On 3/7/07, charles.r.matthews@ntlworld.com charles.r.matthews@ntlworld.com wrote:
Guettarda wrote
Yeah, it's great to attack BE spelling on the BBC (it sounded to me like
he
was about to say "British spelling" before he changed it).
Interesting argument that the majority of readers are American, so that American spelling should be used. What numbers do we have on that? ComScore has something; our total readership is in the region of 150m?
Charles
Of course, where do the figures come from? In addition, how does he come to the conclusion that Wikipedia editors are 7x more liberal than the average American? And does he mean American editors, or all editors? And how much more "liberal" is the rest of the world than the average American?
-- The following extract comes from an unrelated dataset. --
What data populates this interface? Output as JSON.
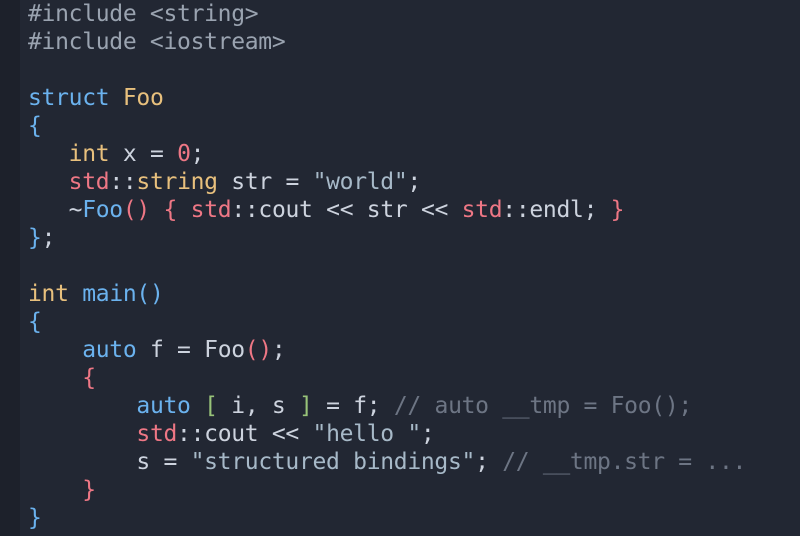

I don't doubt that our editors are more "liberal" than the average American - we're also probably better educated than the average American, more computer literate than the average American, better informed than the average American, and more likely to be non-American than the average American. But how does claiming that "dinosaur" is a Latin-root word, discussing the amount of space on the ark http://www.conservapedia.com/Dinosaur
and including pix of Jesus riding a dinosaur (gone now, but oh so amusing) http://www.conservapedia.com/index.php?title=Dinosaur&oldid=17255
somehow balance the "liberal bias"? Since when do conservatives believe that the opposite of liberal is nut?